Contrary to the petitioner's contentions, the hearing testimony, along with the misbehavior report, constituted substantial evidence that was adequate to support the determination that the petitioner was guilty of the charges brought against him (see,Matter of Abdur-Raheem v. Mann, 85 N.Y.2d 113, 117 ; Matter of Bryant v. Coughlin, 77 N.Y.2d 642, 647 ; Matter of Foster v. Coughlin, 76 N.Y.2d 964, 966 ; People ex rel. Vega v. Smith, 66 N.Y.2d 130, 139 ; Matter of Da Wen Yu v. Selsky, 249 A.D.2d 474 ). Issues of credibility are within the province of the hearing officer as the trier of fact, and we find no reason to disturb the determination (see,Matter of Oro v. Keane, 211 A.D.2d 796 ).
We reject the petitioner's claim that the chain of custody of the contraband seized from him was not fully established. Technical rules of evidence do not apply in prison disciplinary proceedings (see, Matter of Price v. Coughlin, 116 A.D.2d 898, 899 ). The determination need only be supported by substantial evidence. Generally, to annul a determination upon an alleged defect in the chain of custody, a petitioner must demonstrate that there was no evidence to substantiate the chain of custody (see, Matter of Price v. Coughlin, supra, at 899). The petitioner has failed to meet that standard here.
The petitioner's claim that the misbehavior report failed to comply with the appropriate rules and regulations is without merit, since he failed to demonstrate any prejudice as a result of any of the purported errors (see, Matter of Rivera v. Keane, 225 A.D.2d 699 ; Matter of Colucci v.
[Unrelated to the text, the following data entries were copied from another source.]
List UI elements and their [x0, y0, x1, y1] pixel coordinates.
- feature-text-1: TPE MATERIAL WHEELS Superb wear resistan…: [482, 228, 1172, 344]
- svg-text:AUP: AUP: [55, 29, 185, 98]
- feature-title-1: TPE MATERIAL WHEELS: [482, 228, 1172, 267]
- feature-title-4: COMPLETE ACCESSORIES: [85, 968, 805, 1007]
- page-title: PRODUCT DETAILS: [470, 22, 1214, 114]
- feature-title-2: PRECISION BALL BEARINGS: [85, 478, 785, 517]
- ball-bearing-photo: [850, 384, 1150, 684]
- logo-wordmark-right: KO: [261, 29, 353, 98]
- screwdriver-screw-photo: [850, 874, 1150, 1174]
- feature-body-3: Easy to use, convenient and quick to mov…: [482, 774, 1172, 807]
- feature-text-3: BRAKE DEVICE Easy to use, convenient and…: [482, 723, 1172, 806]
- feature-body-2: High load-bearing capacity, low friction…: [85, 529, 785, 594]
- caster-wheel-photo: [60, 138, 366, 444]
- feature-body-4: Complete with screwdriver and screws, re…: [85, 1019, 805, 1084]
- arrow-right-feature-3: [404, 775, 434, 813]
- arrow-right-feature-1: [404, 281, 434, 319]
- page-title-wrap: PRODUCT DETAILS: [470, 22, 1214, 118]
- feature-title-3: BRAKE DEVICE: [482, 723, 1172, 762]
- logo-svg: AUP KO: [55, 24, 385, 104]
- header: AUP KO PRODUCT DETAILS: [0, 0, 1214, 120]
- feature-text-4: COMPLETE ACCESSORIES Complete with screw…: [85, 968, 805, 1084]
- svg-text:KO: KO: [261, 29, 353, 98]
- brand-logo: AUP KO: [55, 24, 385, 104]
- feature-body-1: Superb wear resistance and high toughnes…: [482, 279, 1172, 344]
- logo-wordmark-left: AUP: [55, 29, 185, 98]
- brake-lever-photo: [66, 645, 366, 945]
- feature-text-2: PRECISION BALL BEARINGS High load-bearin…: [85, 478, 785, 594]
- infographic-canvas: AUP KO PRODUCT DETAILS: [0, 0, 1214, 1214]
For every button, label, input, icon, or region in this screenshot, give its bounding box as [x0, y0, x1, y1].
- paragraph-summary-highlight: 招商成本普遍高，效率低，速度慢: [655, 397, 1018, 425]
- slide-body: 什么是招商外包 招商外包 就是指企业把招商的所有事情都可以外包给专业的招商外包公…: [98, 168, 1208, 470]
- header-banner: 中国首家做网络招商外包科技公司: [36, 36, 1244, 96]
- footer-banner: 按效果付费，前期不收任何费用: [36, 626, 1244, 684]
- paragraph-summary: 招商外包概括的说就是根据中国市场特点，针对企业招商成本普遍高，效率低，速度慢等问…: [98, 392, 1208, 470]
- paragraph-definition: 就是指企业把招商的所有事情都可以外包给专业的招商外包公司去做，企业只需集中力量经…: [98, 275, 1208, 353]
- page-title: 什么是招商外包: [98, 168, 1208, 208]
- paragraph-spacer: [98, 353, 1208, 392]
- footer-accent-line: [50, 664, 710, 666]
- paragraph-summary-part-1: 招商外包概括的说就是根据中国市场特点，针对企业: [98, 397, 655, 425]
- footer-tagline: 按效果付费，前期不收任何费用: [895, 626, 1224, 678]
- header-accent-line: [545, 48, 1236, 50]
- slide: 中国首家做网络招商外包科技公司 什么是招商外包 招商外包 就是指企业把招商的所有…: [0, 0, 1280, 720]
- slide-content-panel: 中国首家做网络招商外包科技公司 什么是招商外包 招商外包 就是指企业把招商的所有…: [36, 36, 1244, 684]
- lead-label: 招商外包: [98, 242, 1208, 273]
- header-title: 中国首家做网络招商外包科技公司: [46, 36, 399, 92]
Scully, 173 A.D.2d 953, 954 ).
The petitioner's claim that he was denied his right to an impartial hearing because the hearing officer made a predetermination of guilt before the conclusion of the hearing and the introduction of all the evidence, is not supported by the record (cf., Matter of Hodges v. Scully, 141 A.D.2d 729, 730 ).
The petitioner's remaining contention is without merit.
FRIEDMANN, J.P., FLORIO, SCHMIDT, and SMITH, JJ., concur.